A 15-year-old male adolescent had Sly disease, a rare MPS caused by a deficiency of beta-glucuronidase and progressive bilateral corneal opacification. He received complete medical, genetic, and ophthalmic evaluation followed by PK. The cornea has remained clear for 2 years after surgery. Histopathology of the corneal button demonstrated vacuoles and granular inclusions consistent with this lysosomal storage disease.

For patients with a clear peripheral cornea, peripheral optical iridectomy may be performed.

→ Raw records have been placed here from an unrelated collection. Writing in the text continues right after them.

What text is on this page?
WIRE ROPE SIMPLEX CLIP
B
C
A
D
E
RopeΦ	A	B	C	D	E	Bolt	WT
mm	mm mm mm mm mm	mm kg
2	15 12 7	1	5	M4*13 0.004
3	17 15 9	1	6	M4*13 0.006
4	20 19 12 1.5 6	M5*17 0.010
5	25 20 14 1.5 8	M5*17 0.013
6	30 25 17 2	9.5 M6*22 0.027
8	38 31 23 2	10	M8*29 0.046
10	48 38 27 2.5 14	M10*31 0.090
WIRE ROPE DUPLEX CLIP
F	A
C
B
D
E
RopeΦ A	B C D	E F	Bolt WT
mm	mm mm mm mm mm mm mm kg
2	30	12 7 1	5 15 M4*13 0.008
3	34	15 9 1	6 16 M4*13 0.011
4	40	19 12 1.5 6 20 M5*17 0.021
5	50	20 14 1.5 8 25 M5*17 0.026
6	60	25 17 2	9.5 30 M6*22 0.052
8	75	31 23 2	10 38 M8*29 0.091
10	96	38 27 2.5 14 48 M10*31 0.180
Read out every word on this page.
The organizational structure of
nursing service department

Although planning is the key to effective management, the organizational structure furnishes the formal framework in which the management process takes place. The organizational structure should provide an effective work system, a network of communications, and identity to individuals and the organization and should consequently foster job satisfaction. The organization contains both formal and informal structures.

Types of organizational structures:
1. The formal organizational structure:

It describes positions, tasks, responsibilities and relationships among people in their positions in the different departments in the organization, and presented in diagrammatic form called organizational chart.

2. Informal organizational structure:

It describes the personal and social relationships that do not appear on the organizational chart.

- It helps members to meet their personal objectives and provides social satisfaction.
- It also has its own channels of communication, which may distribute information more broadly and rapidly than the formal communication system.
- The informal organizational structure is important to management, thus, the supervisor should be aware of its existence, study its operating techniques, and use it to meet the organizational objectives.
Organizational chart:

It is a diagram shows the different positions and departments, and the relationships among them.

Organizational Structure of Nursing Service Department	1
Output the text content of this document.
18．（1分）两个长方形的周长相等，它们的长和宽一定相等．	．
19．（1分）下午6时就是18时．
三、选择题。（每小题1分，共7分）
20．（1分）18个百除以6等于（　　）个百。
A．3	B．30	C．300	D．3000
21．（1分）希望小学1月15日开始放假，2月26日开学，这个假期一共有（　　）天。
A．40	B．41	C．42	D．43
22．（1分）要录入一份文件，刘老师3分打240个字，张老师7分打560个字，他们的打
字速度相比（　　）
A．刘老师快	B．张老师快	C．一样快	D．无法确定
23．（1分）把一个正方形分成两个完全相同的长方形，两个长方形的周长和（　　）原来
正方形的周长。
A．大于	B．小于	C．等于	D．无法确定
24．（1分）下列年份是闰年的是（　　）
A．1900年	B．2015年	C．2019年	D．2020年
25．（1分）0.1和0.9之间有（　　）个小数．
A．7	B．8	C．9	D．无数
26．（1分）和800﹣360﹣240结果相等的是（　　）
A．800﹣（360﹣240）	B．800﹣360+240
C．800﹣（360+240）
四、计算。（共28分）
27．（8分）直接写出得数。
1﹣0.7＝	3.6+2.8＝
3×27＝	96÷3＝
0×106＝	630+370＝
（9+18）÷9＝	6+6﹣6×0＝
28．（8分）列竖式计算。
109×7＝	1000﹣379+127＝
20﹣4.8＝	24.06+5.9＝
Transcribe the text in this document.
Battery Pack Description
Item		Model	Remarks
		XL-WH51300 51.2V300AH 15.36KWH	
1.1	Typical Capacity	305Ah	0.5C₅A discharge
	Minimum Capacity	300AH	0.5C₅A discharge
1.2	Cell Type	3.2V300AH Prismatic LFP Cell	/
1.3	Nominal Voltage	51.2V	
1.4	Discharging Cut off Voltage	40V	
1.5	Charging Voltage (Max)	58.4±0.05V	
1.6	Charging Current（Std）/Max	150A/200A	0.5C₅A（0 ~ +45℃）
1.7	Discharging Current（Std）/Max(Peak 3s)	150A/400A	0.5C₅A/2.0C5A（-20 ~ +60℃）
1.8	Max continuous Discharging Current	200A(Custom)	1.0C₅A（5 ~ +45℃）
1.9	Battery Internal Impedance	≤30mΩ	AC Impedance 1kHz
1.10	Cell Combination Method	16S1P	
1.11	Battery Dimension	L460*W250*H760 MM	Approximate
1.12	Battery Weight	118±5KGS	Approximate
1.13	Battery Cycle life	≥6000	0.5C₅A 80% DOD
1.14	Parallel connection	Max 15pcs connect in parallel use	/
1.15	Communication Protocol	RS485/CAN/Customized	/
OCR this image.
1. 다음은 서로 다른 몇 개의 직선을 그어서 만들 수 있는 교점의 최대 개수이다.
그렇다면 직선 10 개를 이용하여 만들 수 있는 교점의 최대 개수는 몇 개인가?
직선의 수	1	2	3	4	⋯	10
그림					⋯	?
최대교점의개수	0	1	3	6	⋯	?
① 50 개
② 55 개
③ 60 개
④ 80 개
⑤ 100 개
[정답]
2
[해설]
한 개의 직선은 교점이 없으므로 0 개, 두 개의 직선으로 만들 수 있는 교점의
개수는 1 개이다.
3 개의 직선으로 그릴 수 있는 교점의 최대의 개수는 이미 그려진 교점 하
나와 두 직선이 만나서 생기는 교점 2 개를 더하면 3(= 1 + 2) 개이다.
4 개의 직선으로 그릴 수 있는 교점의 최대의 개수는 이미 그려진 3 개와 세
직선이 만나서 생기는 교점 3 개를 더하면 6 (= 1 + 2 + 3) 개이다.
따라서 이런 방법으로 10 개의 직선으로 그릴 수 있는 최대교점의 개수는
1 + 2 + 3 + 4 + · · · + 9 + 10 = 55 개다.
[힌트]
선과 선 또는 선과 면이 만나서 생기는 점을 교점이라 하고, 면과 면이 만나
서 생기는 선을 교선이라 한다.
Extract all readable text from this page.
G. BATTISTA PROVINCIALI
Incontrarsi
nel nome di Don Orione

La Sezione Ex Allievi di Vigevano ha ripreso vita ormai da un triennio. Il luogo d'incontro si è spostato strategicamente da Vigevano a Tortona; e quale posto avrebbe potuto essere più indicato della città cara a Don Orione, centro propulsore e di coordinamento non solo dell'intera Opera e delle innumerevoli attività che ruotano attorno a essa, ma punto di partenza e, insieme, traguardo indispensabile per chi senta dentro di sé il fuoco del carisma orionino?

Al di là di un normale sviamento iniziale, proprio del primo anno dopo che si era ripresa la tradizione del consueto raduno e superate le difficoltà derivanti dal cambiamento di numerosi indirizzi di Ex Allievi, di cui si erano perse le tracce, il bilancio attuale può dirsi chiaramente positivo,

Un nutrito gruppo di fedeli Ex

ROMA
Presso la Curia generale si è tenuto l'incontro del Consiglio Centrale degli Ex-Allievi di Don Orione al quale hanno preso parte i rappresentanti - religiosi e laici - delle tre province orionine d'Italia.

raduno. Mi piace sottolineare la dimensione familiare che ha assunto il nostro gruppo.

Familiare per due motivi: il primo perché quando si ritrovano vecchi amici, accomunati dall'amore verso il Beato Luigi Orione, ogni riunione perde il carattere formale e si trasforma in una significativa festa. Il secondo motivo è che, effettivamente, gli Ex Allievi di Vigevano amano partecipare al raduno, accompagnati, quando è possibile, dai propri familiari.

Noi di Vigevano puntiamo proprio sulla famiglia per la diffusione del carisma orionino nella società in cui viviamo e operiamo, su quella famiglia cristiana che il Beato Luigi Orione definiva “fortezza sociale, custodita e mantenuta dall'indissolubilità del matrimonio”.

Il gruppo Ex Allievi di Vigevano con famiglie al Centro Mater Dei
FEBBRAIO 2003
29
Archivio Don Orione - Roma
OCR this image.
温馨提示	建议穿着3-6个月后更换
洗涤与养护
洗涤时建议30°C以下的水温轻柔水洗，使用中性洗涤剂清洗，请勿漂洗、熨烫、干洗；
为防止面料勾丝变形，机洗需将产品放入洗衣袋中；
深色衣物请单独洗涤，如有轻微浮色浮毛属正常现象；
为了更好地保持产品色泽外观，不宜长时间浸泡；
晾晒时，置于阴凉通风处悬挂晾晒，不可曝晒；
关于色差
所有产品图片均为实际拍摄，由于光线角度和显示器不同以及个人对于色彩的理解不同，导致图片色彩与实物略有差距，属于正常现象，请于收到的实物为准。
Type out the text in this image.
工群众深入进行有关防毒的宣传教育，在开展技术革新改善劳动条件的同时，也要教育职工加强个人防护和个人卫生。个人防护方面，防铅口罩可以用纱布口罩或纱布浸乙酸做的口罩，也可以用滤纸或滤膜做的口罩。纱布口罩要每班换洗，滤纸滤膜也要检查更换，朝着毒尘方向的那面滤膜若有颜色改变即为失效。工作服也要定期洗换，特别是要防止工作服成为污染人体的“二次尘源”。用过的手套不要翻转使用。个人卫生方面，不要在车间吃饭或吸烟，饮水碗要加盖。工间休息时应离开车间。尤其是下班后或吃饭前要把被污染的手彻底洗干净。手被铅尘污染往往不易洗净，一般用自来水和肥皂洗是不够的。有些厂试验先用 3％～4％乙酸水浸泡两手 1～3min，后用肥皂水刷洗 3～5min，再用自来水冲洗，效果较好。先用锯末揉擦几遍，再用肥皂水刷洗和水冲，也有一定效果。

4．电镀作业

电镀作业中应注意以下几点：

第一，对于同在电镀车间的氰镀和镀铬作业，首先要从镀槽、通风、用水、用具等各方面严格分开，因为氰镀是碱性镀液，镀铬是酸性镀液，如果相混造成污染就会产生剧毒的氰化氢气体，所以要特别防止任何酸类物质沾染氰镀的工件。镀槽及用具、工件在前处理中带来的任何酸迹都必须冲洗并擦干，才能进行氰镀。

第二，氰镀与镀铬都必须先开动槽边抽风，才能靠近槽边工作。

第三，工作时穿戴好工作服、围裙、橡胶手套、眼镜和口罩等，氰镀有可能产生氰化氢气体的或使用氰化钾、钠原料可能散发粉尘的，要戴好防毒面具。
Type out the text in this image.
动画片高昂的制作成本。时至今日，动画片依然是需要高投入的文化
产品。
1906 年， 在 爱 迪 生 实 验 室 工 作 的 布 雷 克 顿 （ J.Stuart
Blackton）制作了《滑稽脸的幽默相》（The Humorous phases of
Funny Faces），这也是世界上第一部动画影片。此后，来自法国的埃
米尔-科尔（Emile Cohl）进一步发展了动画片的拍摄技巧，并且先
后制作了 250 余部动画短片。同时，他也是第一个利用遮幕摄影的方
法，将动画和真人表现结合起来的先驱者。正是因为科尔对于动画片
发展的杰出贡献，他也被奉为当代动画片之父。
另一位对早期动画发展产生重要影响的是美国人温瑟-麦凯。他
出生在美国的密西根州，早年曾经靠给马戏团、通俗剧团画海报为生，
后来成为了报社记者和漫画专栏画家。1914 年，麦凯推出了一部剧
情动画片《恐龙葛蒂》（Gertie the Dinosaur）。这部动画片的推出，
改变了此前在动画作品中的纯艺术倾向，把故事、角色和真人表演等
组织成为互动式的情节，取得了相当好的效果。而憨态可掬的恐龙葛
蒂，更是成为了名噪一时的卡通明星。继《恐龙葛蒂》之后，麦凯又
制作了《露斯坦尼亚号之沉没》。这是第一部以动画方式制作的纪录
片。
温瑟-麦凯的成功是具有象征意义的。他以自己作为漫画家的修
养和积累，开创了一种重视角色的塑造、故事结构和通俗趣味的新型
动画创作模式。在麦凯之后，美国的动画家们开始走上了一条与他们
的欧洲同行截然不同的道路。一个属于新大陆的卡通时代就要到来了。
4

Consultations may include the following:

  • Pediatrician - Thorough examination to rule out other systemic abnormalities

  • Geneticist - Genetic counseling

  • Vitreoretinal surgeon - Lensectomy and/or vitrectomy

  • Cornea specialist - Keratoplasty

  • Pediatric ophthalmologist – Amblyopia therapy

  • Low-vision specialist - Management of poor vision, provision of optical aids



Complications of corneal transplantation vary (eg, failure, rejection, infection, secondary glaucoma).


Long-Term Monitoring

An ophthalmologist should provide regular follow-up eye care.

In addition, a pediatrician should monitor patients for other systemic anomalies.

Patients should receive visual rehabilitation as needed.

A pediatric contact lens specialist should fit patients with aphakic contact lenses.


Inpatient & Outpatient Medications

Medications may be indicated for treatment after corneal transplantation.